We are happy to invite you to the keynote lecture by Prof. Alexander Kiossev, Head of the Cultural Centre at Sofia University, on Wednesday, December 01. The lecture is part of Mittwochsvorträge in Specks Hof, a series of lectures by GWZO. It will be held online.
Title: The City as Spectacle of Self-Colonization: the Modernization of Sofia 1878–1914
Date and Time: Wednesday, December 01, 2021, starting at 17:00 CET
Venue: online
Please register here.
The event is organized in cooperation of CoMoDe, a project of Leibniz-Institute for Regional Geography (IfL), and Leibniz Institute for the History and Culture of Eastern Europe (GWZO). It is funded by Leibniz ScienceCampus »Eastern Europe – Global Area« (EEGA).
About Prof. Kiossev:
Alexander Kiossev is Professor of History of Modern Culture and Director of the Cultural Centre of Sofia University. His research interests include the problems of reading, the visual culture of the city, cultural history of totalitarianism and transition. His publications include four books in Bulgarian. He has edited and compiled collective studies in English, German, and Bulgarian. Many of his articles have been translated into English, German, French, Dutch, Ukrainian, Czech, Polish, Romanian, Serbian, and Macedonian.
About the lecture:
The lecture analyzes the transformation of the city of Sofia in the period after the Russian-Turkish war and the establishment of the new Principality of Bulgaria (1878). Chosen as a capital of the new semi-independent state, the small ex-Ottoman city (the majority of the Turkish population left after the Russian victory) was in growing and underwent a series of rapid changes. In this process of accelerated modernization, a new urban infrastructure was adopted; foreign engineers built Sofia’s water supply system, sewerage, electricity and transport networks (trams); simultaneously the streets were re-arranged following the orthogonal and radial model of a new urban plan, developed by Italian and Czech architects.

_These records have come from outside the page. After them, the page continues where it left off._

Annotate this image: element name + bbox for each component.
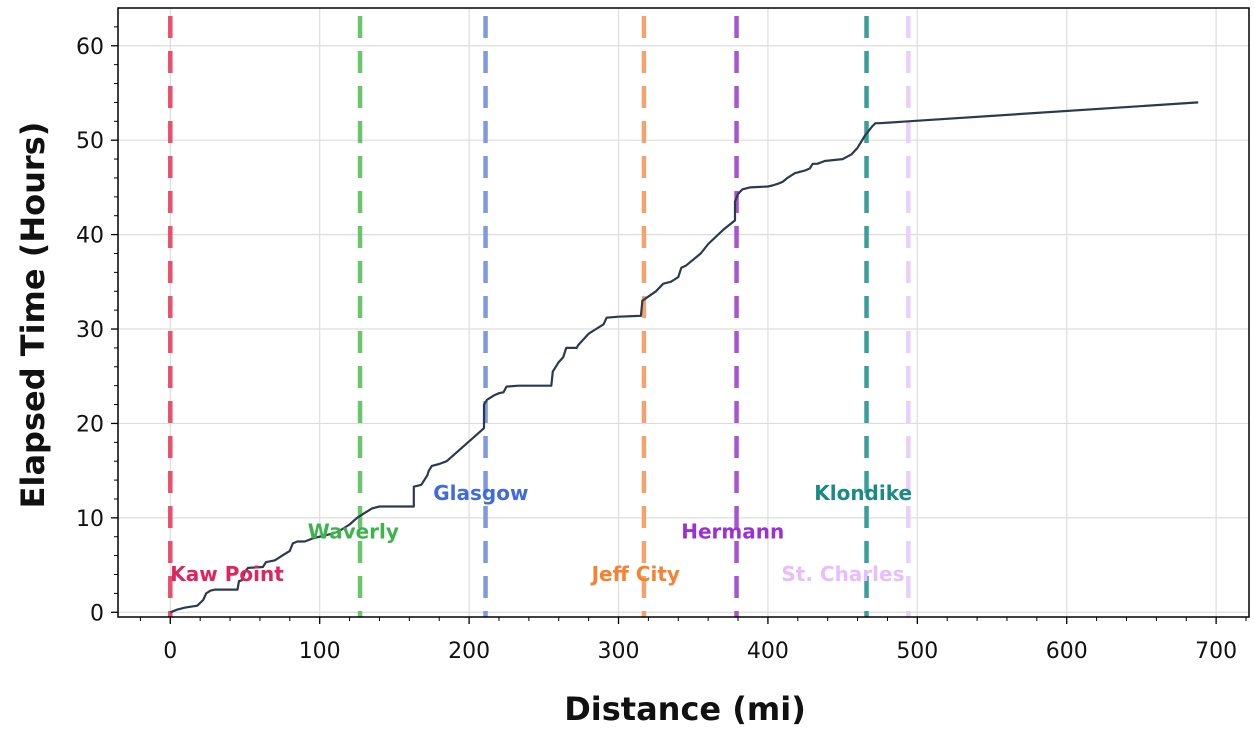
checkpoint-lines [168,16,911,617]
checkpoint-label: Jeff City [590,562,680,586]
checkpoint-label: Glasgow [433,481,528,505]
plot-frame [117,7,1250,618]
x-tick-label: 700 [1195,639,1237,664]
x-tick-label: 500 [896,639,938,664]
checkpoint-label: St. Charles [781,562,904,586]
y-tick-label: 50 [76,129,104,154]
grid [118,8,1249,617]
y-tick-label: 60 [76,35,104,60]
y-tick-label: 20 [76,412,104,437]
y-tick-label: 10 [76,507,104,532]
x-tick-label: 100 [299,639,341,664]
y-tick-label: 40 [76,224,104,249]
axis-ticks: 0 100 200 300 400 500 600 700 0 10 20 30 40 50 60 [76,26,1247,664]
checkpoint-label: Kaw Point [170,562,284,586]
x-tick-label: 400 [747,639,789,664]
checkpoint-label: Klondike [814,481,912,505]
y-tick-label: 30 [76,318,104,343]
y-tick-label: 0 [90,601,104,626]
y-axis-title: Elapsed Time (Hours) [14,122,52,509]
checkpoint-label: Hermann [681,520,784,544]
elapsed-time-line [169,101,1199,614]
checkpoint-label: Waverly [308,520,399,544]
x-tick-label: 0 [163,639,177,664]
series [169,101,1199,614]
x-tick-label: 300 [598,639,640,664]
x-tick-label: 200 [448,639,490,664]
x-axis-title: Distance (mi) [564,690,806,728]
x-tick-label: 600 [1046,639,1088,664]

However, this urgent functional modernization was not sufficient: the new municipality, supported virtually by all Bulgarian economic, technical and intellectual elites, dreamt to have a “European capital” for Bulgaria. It seemed consensual and self-evident necessity that the city should be “de-orientalized”, which meant a radical change in its image.
In two decades, this collective phantasm led to practical consequences: a massive transformation of the skyline and the central part of Sofia. Unlike other modern urban modernization attempts, this process in Sofia followed a contradictory double strategy: it aimed a modern urban functionality, but simultaneously produced a specific policy of Eurocentric urban representation. The center of the city and other crucial loci had to gain new Patriotic-and-European vision, an official visual policy which went far beyond (in some cases even against) its urban functional modernization. Different tactics were used in the city-reshaping: from brutal destruction of mosques to Bulgarian renaming of old “mahalas”, from building of majestic new official buildings (in neo-European styles – neo-barock, art nouveau, “national romantic”) to nationalistic adaptation and de-contextualization of old Ottoman buildings. The modernization pretended also to wake up a long, Pre-Ottoman and ancient memory – the new streets repeated (one can say ‘quoted’) the ancient directions of the old Roman streets Decumanus Maximus and Cardo Maxima of mediaeval Ulpia Serdicа, remnants of which were lying exactly beneath the boulevards of the modern city center.
The lecture analyses the dark sides of this process, known in the professional urban historiography and scholarly literature only as progressive “Europeanization of Sofia“. It enlightens not only the brutal destruction of the Ottoman legacy in the city, but addresses also the unexpected and uncontrolled effects of the spectacle itself: the paradoxes in the manifested wish of Sofia to be “Vienna alike”, the eclecticism of architectural styles, the theatrical self-colonization of the whole restructured cityscape, which implicitly presupposed a Great Other (Europe) as an ideal Observer. In fact, this imaginary Eye, which was always absent, was replaced in the city’s everyday life with various random impressions and unexpected miss-readings of the patriotic city text by various foreign visitors of Sofia during the decades to follow.